Моими сослуживцами были студенты-политехники и химики, призванные в армию и сохранившие под серой шинелью навыки гражданского существования. В дружной компании мы читали любимых поэтов, вместе в свободное время ходили в театр, спорили о литературе. И с нетерпением ждали всю неделю воскресной прогулки на Острова с милой и столь же беспечной подружкой, у которой непременно была наивная бархатка на тоненькой свежей шее. Кормились мы тогда скудно, но не единый хлеб был пищей нашей души. Повторяю, были мы молоды, и весь мир был молод вместе с нами.
Со мною вместе служил в то время Александр Иванович Родионов — существо маленькое, суетливое, с бабьим лицом и сладковатой улыбкой. Был он когда-то поваром в хорошем ресторане и, несмотря на офицерскую шинель, казался насквозь пропитанным пряными и душными запахами кухни. С пухлых его губок то и дело слетали ласковые, закругленные словечки, которым привычная ярославская скороговорка придавала особую выразительность. Всем он стремился угодить и из каждого извлекал хотя бы самую крошечную пользу. Работник он был бестолковый, но суетился за десятерых. И странно: уж, кажется, из кожи лез человек, а не слышал ни единого слова поощрения, не видел ни единой, хотя бы снисходительной, улыбки.
Свой маленький чин носил Родиоша с горьким смущением. В глубине души он считал себя способным занять любую ответственную должность, ибо непогрешимо верил в свою природную смекалку и изворотливость. Но роковое невезение всегда становилось преградой на его пути. К этому невезению относил он и то, что не умел толком написать самый простой рапорт и вообще отличался крайним невежеством.
День и ночь мечтал он о следующем чине и не любил, когда в дружеской компании ему напоминали о прежней профессии, — хотя поваром, вероятно, был превосходным. Неизвестно, сколько времени пришлось бы Родиоше пребывать в ничтожестве, если б не произошло пустяковое, но важное для него событие. Мы узнали, что нашу часть собирается посетить высокое начальство.
С утра началась приборка, стирка, всяческая суетня. Чистили склады и мастерские, на широком булыжном дворе палили огромные костры из соломы и всякого мусора. Мыли казармы и лестницы. Наш старший офицер, сутулый, горбоносый Гриневич, в черной морской накидке, делавшей его похожим на ворона, меланхолически мерил сухими ногами казарменный двор, заглядывая в самые темные его уголки. Александр Иванович, забегая то справа, то слева, почтительно заглядывал ему в глаза. Суетливая озабоченность собрала в складки его расплывающееся лицо, торопливый говорок перебирал всю гамму угодливых интонаций.

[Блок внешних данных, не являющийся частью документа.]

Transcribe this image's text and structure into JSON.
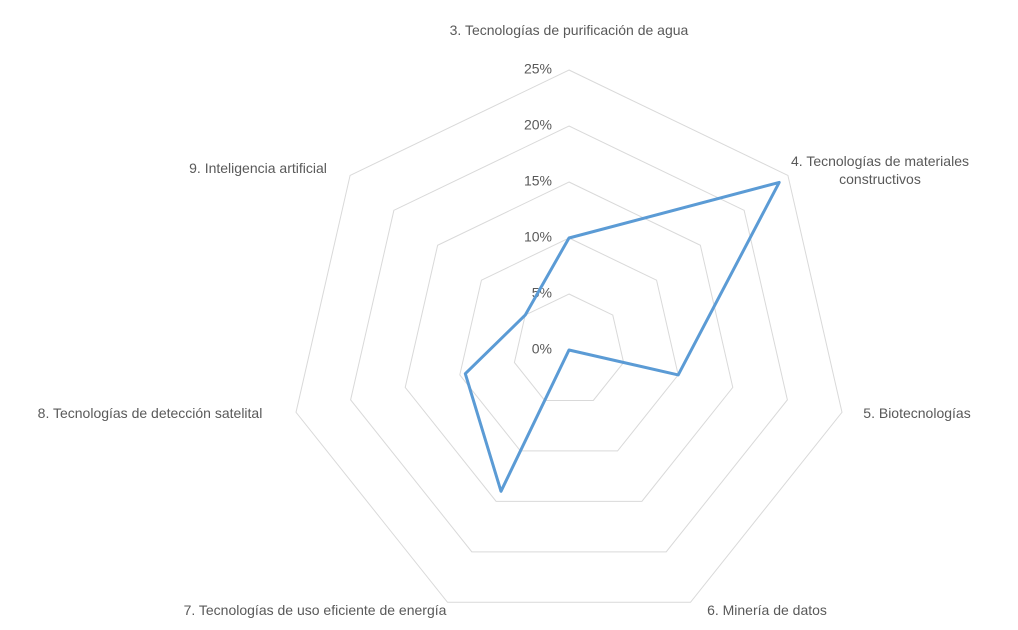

Это было время усиленных ревизий и проверок, и наш Гриневич, старый, испытанный моряк, как у себя дома расхаживающий по минным полям, казался совершенно беспомощным перед любым ревизором. Один вид разграфленной ведомости приводил его в ужас. При слове «отчетность» он вздрагивал и внутренне ежился.
Сейчас, в ожидании высоких гостей, он был мрачен, как всегда бывает мрачен человек, административная совесть которого не может считаться совершенно спокойной.
Время подходило к назначенному сроку. Дежурный возвестил приближение начальственного автомобиля. Гриневич быстро окинул взглядом выстроившихся минеров и скомандовал: «Смирно!» Начальство неторопливо сошло с автомобиля и, откозыряв со снисходительной небрежностью, пошло по рядам. За ним следовал сухопарый адъютант.
Смотр и опрос претензий прошли благополучно. Проследовали в классы и мастерские. Всё здесь сияло безукоризненной чистотой, какую и на суше умеют сохранять моряки. Строгое, как бы каменное лицо важного посетителя начало оттаивать. Даже подобие слабой улыбки скользнуло по нему раз или два. Заглянули и на кухню. Перепуганный повар в подозрительно чистом и свежем колпаке подал пробу. Борщ показался гостям достаточно вкусным. У Гриневича немного отлегло от сердца. А после того как ревизор досадливо отмахнулся от поднесенных ему конторских книг, наш командир уже окончательно приободрился. Всё шло как нельзя лучше. Оставалось осмотреть небольшой склад, где помещались выловленные нами трофеи — мины новейших образцов, своего рода музей, составлявший особую гордость Гриневича. И действительно, здесь было чему подивиться. Похожие на шарообразных рыб и морских глубоководных чудовищ, в тусклых, пропахших нефтью и краской сумерках тянулись выровненные рядами медные корпуса, минрепы, смотанные в катушку стальные тросы.
Ревизоры с величайшим интересом переходили от одного предмета к другому. Высокое начальство с самым понимающим видом разглядывало то ту, то другую деталь, требуя подробных объяснений. Мы, младшие офицеры, отвечали точно и стремительно, щеголяя отличным знанием своего хозяйства. Лица экзаменующих выражали полное удовольствие.
Так дошли до последнего образца, два дня тому назад поступившего на склад. Это была особо замысловатая мина, с величайшим трудом и даже опасностью для жизни разоруженная нашими минерами. Никто не изучил в точности ее загадочного и неустойчивого характера. Она возбудила особый интерес. Вопросы сыпались один за другим. Но ответы, сбивчивые и нерешительные, ничуть не разъясняли дела.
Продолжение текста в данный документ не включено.